Chinese Ban On Crypto Mining Forces Some Bitcoin Miners To Flee Or Sell Out, Says Reports


06/25/2021




The cryptocurrency mining industry of China accounts for more than half of global bitcoin production which has been virtually paralysed because of the sweeping ban on cryptocurrency mining by Chinese authorities.
 
According to reports, Chinese cryptocurrency miners are dumping their machines in despair or are trying to get refuge in places such as Texas or Kazakhstan.
 
"Many miners are exiting the business to comply with government policies," Mike Huang, operator of a cryptomining farm in the southwest province of Sichuan, was quoted as saying in a Reuters report. "Mining machines are selling like scrap metal."
 
A week ago, a ban on cryptomining was announced by the local government of Sichuan, the second largest bitcoin mining centre in China after Xinjiang.
 
In late May this year, the State Council, or cabinet of China announced its pledge to crack down on bitcoin trading and mining with the aim of avoiding any financial risks following revival of Chinese speculative trading in cryptocurrencies due to the global bitcoin mania. On the other hand, its own digital currency is being tested by China's central bank.
 
According to the allegations of the Chinese authorities, cryptocurrencies disrupt economic order while also facilitating illegal asset transfers and money laundering.
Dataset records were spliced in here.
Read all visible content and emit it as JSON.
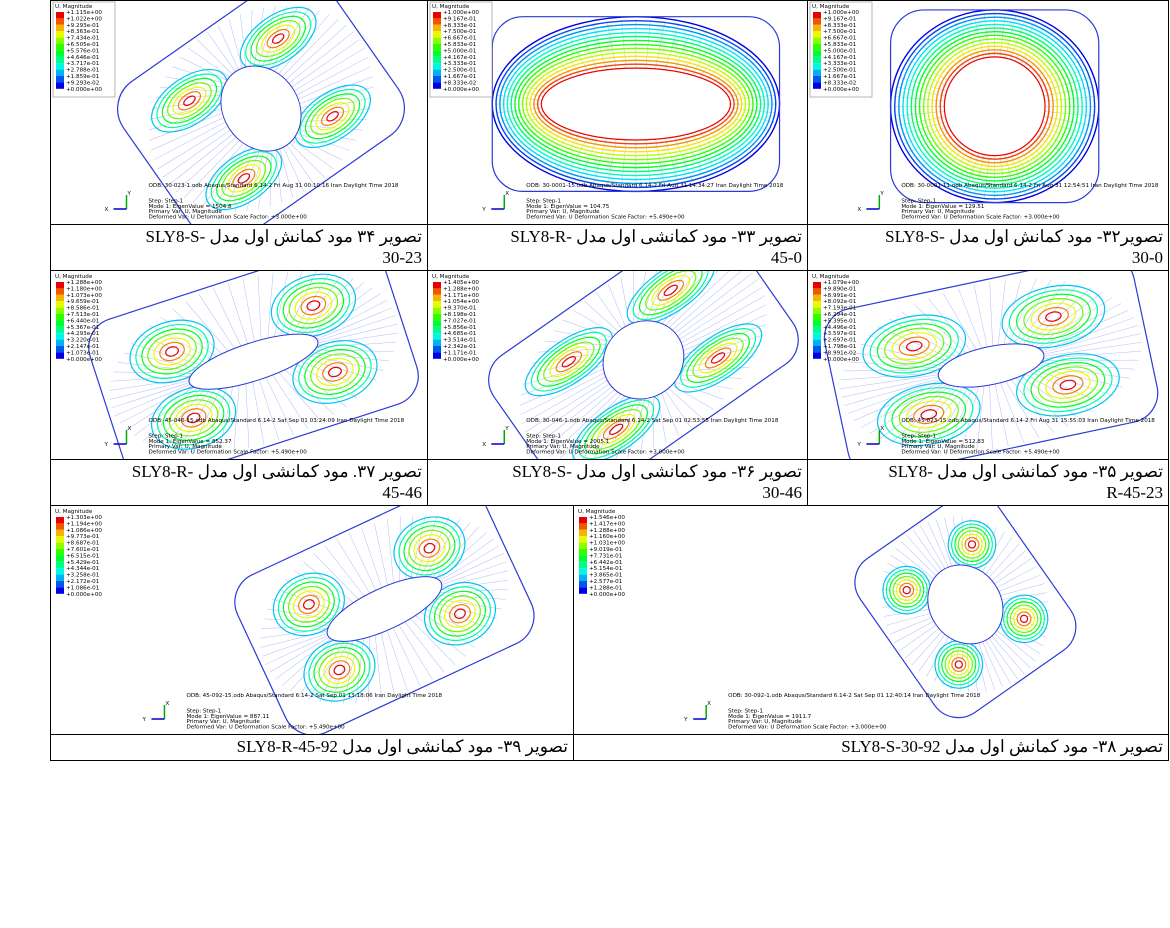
{
  "figures": [
    {
      "caption": [
        "تصویر۳۲- مود کمانش اول مدل -SLY8-S",
        "30-0"
      ],
      "legend": {
        "title": "U, Magnitude",
        "values": [
          "+1.000e+00",
          "+9.167e-01",
          "+8.333e-01",
          "+7.500e-01",
          "+6.667e-01",
          "+5.833e-01",
          "+5.000e-01",
          "+4.167e-01",
          "+3.333e-01",
          "+2.500e-01",
          "+1.667e-01",
          "+8.333e-02",
          "+0.000e+00"
        ]
      },
      "info": [
        "ODB: 30-0001-11.odb    Abaqus/Standard 6.14-2    Fri Aug 31 12:54:51 Iran Daylight Time 2018",
        "Step: Step-1",
        "Mode        1: EigenValue =    129.51",
        "Primary Var: U, Magnitude",
        "Deformed Var: U   Deformation Scale Factor: +3.000e+00"
      ],
      "triad": [
        "Y",
        "X"
      ]
    },
    {
      "caption": [
        "تصویر ۳۳- مود کمانشی اول مدل -SLY8-R",
        "45-0"
      ],
      "legend": {
        "title": "U, Magnitude",
        "values": [
          "+1.000e+00",
          "+9.167e-01",
          "+8.333e-01",
          "+7.500e-01",
          "+6.667e-01",
          "+5.833e-01",
          "+5.000e-01",
          "+4.167e-01",
          "+3.333e-01",
          "+2.500e-01",
          "+1.667e-01",
          "+8.333e-02",
          "+0.000e+00"
        ]
      },
      "info": [
        "ODB: 30-0001-15.odb    Abaqus/Standard 6.14-2    Fri Aug 31 14:34:27 Iran Daylight Time 2018",
        "Step: Step-1",
        "Mode        1: EigenValue =    104.75",
        "Primary Var: U, Magnitude",
        "Deformed Var: U   Deformation Scale Factor: +5.490e+00"
      ],
      "triad": [
        "X",
        "Y"
      ]
    },
    {
      "caption": [
        "تصویر ۳۴ مود کمانش اول مدل -SLY8-S",
        "30-23"
      ],
      "legend": {
        "title": "U, Magnitude",
        "values": [
          "+1.115e+00",
          "+1.022e+00",
          "+9.293e-01",
          "+8.363e-01",
          "+7.434e-01",
          "+6.505e-01",
          "+5.576e-01",
          "+4.646e-01",
          "+3.717e-01",
          "+2.788e-01",
          "+1.859e-01",
          "+9.293e-02",
          "+0.000e+00"
        ]
      },
      "info": [
        "ODB: 30-023-1.odb    Abaqus/Standard 6.14-2    Fri Aug 31 00:10:16 Iran Daylight Time 2018",
        "Step: Step-1",
        "Mode        1: EigenValue =    1504.8",
        "Primary Var: U, Magnitude",
        "Deformed Var: U   Deformation Scale Factor: +3.000e+00"
      ],
      "triad": [
        "Y",
        "X"
      ]
    },
    {
      "caption": [
        "تصویر ۳۵- مود کمانشی اول مدل -SLY8",
        "R-45-23"
      ],
      "legend": {
        "title": "U, Magnitude",
        "values": [
          "+1.079e+00",
          "+9.890e-01",
          "+8.991e-01",
          "+8.092e-01",
          "+7.193e-01",
          "+6.294e-01",
          "+5.395e-01",
          "+4.496e-01",
          "+3.597e-01",
          "+2.697e-01",
          "+1.798e-01",
          "+8.991e-02",
          "+0.000e+00"
        ]
      },
      "info": [
        "ODB: 45-023-15.odb    Abaqus/Standard 6.14-2    Fri Aug 31 15:55:03 Iran Daylight Time 2018",
        "Step: Step-1",
        "Mode        1: EigenValue =    512.83",
        "Primary Var: U, Magnitude",
        "Deformed Var: U   Deformation Scale Factor: +5.490e+00"
      ],
      "triad": [
        "X",
        "Y"
      ]
    },
    {
      "caption": [
        "تصویر ۳۶- مود کمانشی اول مدل -SLY8-S",
        "30-46"
      ],
      "legend": {
        "title": "U, Magnitude",
        "values": [
          "+1.405e+00",
          "+1.288e+00",
          "+1.171e+00",
          "+1.054e+00",
          "+9.370e-01",
          "+8.198e-01",
          "+7.027e-01",
          "+5.856e-01",
          "+4.685e-01",
          "+3.514e-01",
          "+2.342e-01",
          "+1.171e-01",
          "+0.000e+00"
        ]
      },
      "info": [
        "ODB: 30-046-1.odb    Abaqus/Standard 6.14-2    Sat Sep 01 02:53:55 Iran Daylight Time 2018",
        "Step: Step-1",
        "Mode        1: EigenValue =    2005.1",
        "Primary Var: U, Magnitude",
        "Deformed Var: U   Deformation Scale Factor: +3.000e+00"
      ],
      "triad": [
        "Y",
        "X"
      ]
    },
    {
      "caption": [
        "تصویر ۳۷. مود کمانشی اول مدل -SLY8-R",
        "45-46"
      ],
      "legend": {
        "title": "U, Magnitude",
        "values": [
          "+1.288e+00",
          "+1.180e+00",
          "+1.073e+00",
          "+9.659e-01",
          "+8.586e-01",
          "+7.513e-01",
          "+6.440e-01",
          "+5.367e-01",
          "+4.293e-01",
          "+3.220e-01",
          "+2.147e-01",
          "+1.073e-01",
          "+0.000e+00"
        ]
      },
      "info": [
        "ODB: 45-046-15.odb    Abaqus/Standard 6.14-2    Sat Sep 01 03:24:09 Iran Daylight Time 2018",
        "Step: Step-1",
        "Mode        1: EigenValue =    852.37",
        "Primary Var: U, Magnitude",
        "Deformed Var: U   Deformation Scale Factor: +5.490e+00"
      ],
      "triad": [
        "X",
        "Y"
      ]
    },
    {
      "caption": [
        "تصویر ۳۸- مود کمانش اول مدل SLY8-S-30-92"
      ],
      "legend": {
        "title": "U, Magnitude",
        "values": [
          "+1.546e+00",
          "+1.417e+00",
          "+1.288e+00",
          "+1.160e+00",
          "+1.031e+00",
          "+9.019e-01",
          "+7.731e-01",
          "+6.442e-01",
          "+5.154e-01",
          "+3.865e-01",
          "+2.577e-01",
          "+1.288e-01",
          "+0.000e+00"
        ]
      },
      "info": [
        "ODB: 30-092-1.odb    Abaqus/Standard 6.14-2    Sat Sep 01 12:40:14 Iran Daylight Time 2018",
        "Step: Step-1",
        "Mode        1: EigenValue =    1911.7",
        "Primary Var: U, Magnitude",
        "Deformed Var: U   Deformation Scale Factor: +3.000e+00"
      ],
      "triad": [
        "X",
        "Y"
      ]
    },
    {
      "caption": [
        "تصویر ۳۹- مود کمانشی اول مدل SLY8-R-45-92"
      ],
      "legend": {
        "title": "U, Magnitude",
        "values": [
          "+1.303e+00",
          "+1.194e+00",
          "+1.086e+00",
          "+9.773e-01",
          "+8.687e-01",
          "+7.601e-01",
          "+6.515e-01",
          "+5.429e-01",
          "+4.344e-01",
          "+3.258e-01",
          "+2.172e-01",
          "+1.086e-01",
          "+0.000e+00"
        ]
      },
      "info": [
        "ODB: 45-092-15.odb    Abaqus/Standard 6.14-2    Sat Sep 01 13:18:06 Iran Daylight Time 2018",
        "Step: Step-1",
        "Mode        1: EigenValue =    887.11",
        "Primary Var: U, Magnitude",
        "Deformed Var: U   Deformation Scale Factor: +5.490e+00"
      ],
      "triad": [
        "X",
        "Y"
      ]
    }
  ]
}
The potential competition for the digital yuan and the potential threat to the environment because of excessive use of power for cryptomining were also causes of concern for HCinese authorities, say analysts.
 
Detailed measures to root out the cryptocurrency business have been announced by the main cryptocurrency mining hubs of China, including Inner Mongolia, Xinjiang, Yunnan and Sichuan, after the call to do so by Beijing,
 
This week the price of bitcoin has dropped by more than 50 per cent compared to the record high achieved earlier this year in April, to below $30,000 with worries among global investors about disruptions in a hitherto large market.
 
"If the government doesn't allow it (cryptomining), I just have to quit," Liu Hongfei, a mining project operator in China's south western Yunnan province, was quoted in the media as saying. "You don't fight the Communist Party in China, do you?"
 
According to an estimate by Adam James, a senior editor at OKEx Insights, up to 90 per cent of the all crypto mining in China could go offline because of the Chionese ban on bitcoin.
 
High-powered computers, or rigs, are used by bitcoin miners who compete to solve complex mathematical puzzles and this process makes use of huge amounts of electric power.
 
Nishant Sharma, founder of BlocksBridge Consulting, a consultancy focused on the cryptomining industry said that most miners in China are "shutting down their machines, and selling them".
 
Sharma said that due to the shutdown of crypto mining in China, "every mining operation outside China benefits straight away," since their rewards for mining, which is proportional to their share of the global hash rate of the bitcoin network which also denotes the processing power of miners, automatically goes up.
 
"This is the end of an era for cryptomining in China," said Winston Ma, NYU Law School adjunct professor.